A 2.4 m long wire weighing 0.127 N/m is suspended directly above an infinitely straight wire. The top wire carries a current of 29 A and the bottom wire carries a current of 37 A . The permeablity of free space is 1.25664 × 10−6 N/A 2 . Find the distance of separation between the wires so that the top wire will be held in place by magnetic repulsion.

Answer 1

`d=1.68* 10^(-3)\ m`

Step-by-step explanation:

It is given that,

Length of the wire, l = 2.4 m

Force per unit length of the wire,
`(F)/(l)=0.127\ N/m`

Current in top wire,
`I_1=29\ A`

Current in bottom wire,
`I_2=37\ A`

The permeability of free space is,
`\mu_o=1.25664* 10^(-6)\ N/m^2`

Let d is the distance of separation between the wires so that the top wire will be held in place by magnetic repulsion.
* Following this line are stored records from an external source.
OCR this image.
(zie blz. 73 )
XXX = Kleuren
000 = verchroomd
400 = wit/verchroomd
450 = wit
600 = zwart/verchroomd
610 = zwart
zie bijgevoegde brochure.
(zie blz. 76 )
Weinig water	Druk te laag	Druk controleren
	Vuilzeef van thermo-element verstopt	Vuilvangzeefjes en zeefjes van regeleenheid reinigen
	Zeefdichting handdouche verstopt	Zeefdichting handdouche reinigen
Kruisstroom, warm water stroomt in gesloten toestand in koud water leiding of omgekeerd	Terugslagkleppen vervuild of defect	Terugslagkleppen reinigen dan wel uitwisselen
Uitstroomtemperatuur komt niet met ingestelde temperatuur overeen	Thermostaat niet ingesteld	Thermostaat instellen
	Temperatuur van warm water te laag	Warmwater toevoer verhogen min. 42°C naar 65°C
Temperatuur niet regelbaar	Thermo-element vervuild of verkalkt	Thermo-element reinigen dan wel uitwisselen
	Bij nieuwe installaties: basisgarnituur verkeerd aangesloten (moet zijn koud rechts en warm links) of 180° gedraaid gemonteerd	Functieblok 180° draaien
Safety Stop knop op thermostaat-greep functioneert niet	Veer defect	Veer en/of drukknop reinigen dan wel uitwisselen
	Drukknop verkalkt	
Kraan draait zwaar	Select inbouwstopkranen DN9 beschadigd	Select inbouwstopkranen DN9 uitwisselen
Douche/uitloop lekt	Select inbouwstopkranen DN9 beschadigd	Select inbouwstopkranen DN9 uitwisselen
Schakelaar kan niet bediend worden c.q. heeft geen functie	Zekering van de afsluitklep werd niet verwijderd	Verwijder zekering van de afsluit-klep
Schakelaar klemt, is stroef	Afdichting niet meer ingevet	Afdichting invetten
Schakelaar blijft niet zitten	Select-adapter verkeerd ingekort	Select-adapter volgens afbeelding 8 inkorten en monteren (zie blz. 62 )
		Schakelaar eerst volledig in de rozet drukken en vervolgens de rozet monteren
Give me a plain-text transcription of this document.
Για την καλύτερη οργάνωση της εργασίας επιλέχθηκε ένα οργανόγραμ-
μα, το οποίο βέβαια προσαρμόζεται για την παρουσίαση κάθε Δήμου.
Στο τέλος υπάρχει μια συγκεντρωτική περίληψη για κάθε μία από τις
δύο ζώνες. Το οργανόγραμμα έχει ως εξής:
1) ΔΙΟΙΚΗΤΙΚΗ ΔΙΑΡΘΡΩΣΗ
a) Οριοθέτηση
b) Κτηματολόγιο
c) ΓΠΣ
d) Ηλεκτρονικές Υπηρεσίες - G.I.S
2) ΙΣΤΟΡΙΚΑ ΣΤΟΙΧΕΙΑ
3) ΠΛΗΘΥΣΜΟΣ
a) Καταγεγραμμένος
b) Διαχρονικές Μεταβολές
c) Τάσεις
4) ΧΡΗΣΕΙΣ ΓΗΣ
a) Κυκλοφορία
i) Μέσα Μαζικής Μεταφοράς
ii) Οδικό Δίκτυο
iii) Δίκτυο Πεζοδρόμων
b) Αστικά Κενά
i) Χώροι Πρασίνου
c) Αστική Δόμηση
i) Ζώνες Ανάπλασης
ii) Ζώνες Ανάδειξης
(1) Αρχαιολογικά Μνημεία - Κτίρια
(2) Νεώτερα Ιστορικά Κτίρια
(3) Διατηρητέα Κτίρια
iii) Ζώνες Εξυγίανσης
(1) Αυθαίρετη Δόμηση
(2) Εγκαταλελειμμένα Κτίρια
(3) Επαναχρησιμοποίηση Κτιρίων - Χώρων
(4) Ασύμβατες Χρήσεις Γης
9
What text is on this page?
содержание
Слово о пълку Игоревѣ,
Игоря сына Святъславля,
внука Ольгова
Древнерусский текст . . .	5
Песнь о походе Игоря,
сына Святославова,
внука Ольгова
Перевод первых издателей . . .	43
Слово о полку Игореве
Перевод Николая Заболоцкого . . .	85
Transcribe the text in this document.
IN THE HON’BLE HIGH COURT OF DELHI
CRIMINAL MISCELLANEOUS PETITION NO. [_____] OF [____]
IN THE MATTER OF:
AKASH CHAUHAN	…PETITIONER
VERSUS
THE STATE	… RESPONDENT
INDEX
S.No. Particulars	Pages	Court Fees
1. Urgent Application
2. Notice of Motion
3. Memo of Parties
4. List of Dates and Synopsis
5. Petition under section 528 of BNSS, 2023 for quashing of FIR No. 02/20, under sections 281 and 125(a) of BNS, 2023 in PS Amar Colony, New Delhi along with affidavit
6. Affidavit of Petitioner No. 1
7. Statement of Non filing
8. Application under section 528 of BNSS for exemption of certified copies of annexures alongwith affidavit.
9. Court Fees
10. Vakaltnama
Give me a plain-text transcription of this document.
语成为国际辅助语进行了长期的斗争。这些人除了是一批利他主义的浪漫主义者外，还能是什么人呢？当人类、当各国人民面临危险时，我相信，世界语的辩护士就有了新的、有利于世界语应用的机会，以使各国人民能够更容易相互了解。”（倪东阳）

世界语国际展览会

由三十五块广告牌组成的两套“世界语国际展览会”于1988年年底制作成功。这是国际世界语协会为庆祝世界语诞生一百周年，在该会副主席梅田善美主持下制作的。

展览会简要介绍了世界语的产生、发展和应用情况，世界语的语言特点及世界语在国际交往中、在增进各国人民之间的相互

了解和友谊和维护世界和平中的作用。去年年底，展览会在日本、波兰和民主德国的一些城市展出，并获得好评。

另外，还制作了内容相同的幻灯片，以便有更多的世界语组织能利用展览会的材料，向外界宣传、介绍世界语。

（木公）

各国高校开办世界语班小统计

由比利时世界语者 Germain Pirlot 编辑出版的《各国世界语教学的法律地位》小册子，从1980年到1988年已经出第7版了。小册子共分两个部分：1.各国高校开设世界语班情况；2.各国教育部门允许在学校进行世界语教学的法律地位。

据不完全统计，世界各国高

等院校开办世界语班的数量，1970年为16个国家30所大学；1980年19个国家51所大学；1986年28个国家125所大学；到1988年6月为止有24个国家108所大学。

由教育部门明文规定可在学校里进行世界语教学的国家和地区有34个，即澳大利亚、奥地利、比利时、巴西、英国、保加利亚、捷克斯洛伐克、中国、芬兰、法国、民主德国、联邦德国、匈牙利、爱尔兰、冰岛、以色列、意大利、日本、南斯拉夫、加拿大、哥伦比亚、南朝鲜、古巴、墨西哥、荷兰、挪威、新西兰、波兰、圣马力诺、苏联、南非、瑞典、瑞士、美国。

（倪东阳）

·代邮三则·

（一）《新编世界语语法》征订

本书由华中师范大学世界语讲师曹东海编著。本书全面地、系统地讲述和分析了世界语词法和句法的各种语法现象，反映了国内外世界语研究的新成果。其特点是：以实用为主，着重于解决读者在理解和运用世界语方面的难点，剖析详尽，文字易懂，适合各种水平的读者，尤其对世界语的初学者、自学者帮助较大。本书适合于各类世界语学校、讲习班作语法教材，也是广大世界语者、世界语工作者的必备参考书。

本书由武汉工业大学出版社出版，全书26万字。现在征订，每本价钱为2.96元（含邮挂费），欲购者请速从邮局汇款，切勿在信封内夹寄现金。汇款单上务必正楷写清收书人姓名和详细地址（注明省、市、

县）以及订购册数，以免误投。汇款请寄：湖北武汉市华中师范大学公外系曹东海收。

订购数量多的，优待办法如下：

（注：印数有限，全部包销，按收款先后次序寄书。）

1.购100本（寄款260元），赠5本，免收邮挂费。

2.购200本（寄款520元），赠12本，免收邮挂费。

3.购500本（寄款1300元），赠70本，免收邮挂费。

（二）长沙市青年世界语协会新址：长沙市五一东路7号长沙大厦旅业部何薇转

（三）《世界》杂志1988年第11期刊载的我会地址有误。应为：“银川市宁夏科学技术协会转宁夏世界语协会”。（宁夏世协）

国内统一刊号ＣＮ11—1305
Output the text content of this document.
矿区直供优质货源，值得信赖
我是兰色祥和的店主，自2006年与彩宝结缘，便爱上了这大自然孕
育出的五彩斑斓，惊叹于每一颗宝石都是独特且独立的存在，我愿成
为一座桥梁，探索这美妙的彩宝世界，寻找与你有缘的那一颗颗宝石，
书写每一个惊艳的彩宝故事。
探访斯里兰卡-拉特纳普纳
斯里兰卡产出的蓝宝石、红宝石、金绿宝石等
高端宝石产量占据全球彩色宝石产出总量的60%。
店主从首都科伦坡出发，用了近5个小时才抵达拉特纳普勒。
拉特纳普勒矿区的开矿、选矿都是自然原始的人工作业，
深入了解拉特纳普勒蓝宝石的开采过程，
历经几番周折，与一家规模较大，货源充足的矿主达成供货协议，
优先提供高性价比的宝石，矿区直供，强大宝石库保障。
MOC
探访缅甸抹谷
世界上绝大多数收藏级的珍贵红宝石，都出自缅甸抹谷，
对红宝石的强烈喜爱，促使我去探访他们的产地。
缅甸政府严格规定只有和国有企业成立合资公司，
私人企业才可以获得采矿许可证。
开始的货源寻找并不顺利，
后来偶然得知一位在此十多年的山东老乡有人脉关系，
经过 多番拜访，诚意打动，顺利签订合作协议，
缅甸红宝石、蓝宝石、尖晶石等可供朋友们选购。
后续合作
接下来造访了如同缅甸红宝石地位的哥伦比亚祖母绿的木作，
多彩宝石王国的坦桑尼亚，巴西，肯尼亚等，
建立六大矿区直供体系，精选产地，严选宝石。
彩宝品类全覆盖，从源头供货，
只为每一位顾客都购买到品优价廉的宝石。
The magnetic force per unit length is given by :

`(F)/(L)=(\mu_o I_1I_2)/(2\pi d)`

`d=(\mu_o I_1I_2)/(2\pi F/L)`

`d=(1.25664* 10^(-6)* 29* 37)/(2\pi * 0.127)`

`d=1.68* 10^(-3)\ m`

So, the distance of separation between the wires is
`1.68* 10^(-3)\ m`. Hence, this is the required solution.